What's the problem with source controlled database logic?

Have your statements (including those that create stored procedures on setup, migrations, etc) on text files, and just load those into your Git or whatever.

The problem is ensuring deployment matches up. It's very easy to end up with subtle differences between a newly deployed database instance and a database instance that was deployed with an old version and then updated. For code you would think very hard before deploying each version as a patch to the previous version - it's easy and effective to just deploy the code afresh each time, with a complete artifact built from a specific VCS tag. It's much harder to do that with databases; the tooling just isn't there and it's hard to ensure that you wipe out previous logic but retain previous data, because data and logic are commingled. You could possibly build a system for this kind of thing, but the standardized tooling just isn't there.
I don't understand what's hard about mass-overwriting your previous stored procedures with new ones.

You're right about non-SProc code; just deploy all of it.
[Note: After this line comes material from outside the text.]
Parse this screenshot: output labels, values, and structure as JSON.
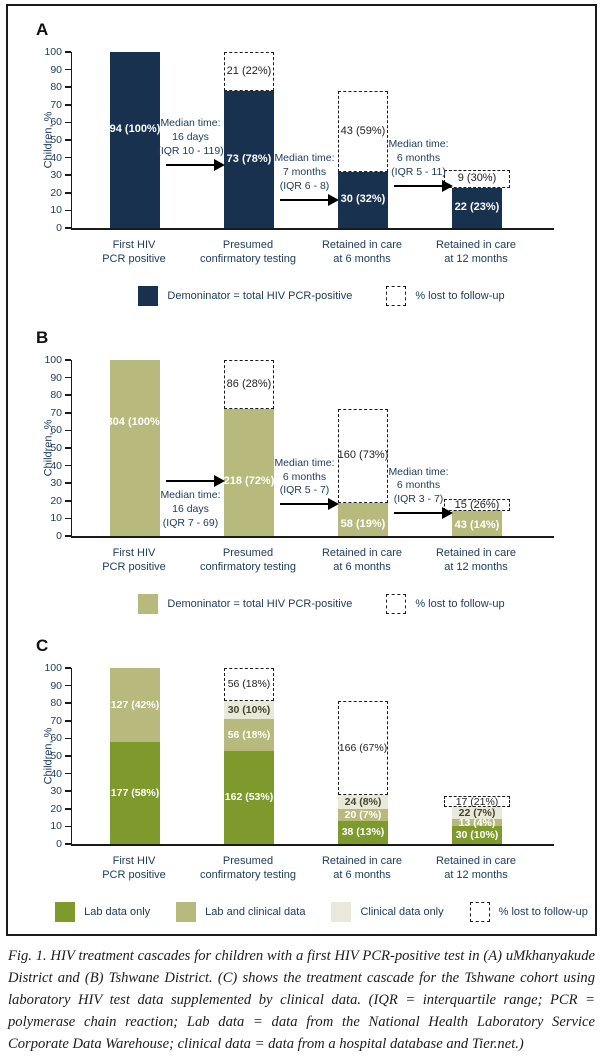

Do the same thing with SProc code!

What's tough about keeping all your code in files that start with "CREATE OR REPLACE FUNCTION <funcname>", and just firing them all at the DB (within a transaction, if you like)?

I don't actively advocate putting all the code in sprocs, but I can see advantages. I also don't advocate using PHP, and yet people demonstrably build some great websites with it.

Your approach is a bit naive. You will accumulate a lot of crud if you don't drop any function you deleted or renamed. This crud could even set people up for making mistakes, like using a function that shouldn't exist and does stuff that harms the integrity of the data.
Back when I was writing Python and using Django, I found the migrations system provided by django-south was really good for exactly this.

A migration was a way to roll a database forwards or backwards; there were tools to create simple ones, and one was able to write whatever Python & SQL one wished in order to handle more complex cases. One might even archive off a column somewhere when deleting it, and load it up back when restoring it, if one wished.

Since the migrations were all just source code, they were perfectly well-suited to source control.

It was a really powerful system; I'm surprised that it hasn't seen wider acceptance.

You have an export file in your repo, containing all your stored procedures and part of the deployement process is to export the procedures to the db, updating as needed.
scss was what we used I am sure any decent source control system can handle your Pl/SQl or what have you.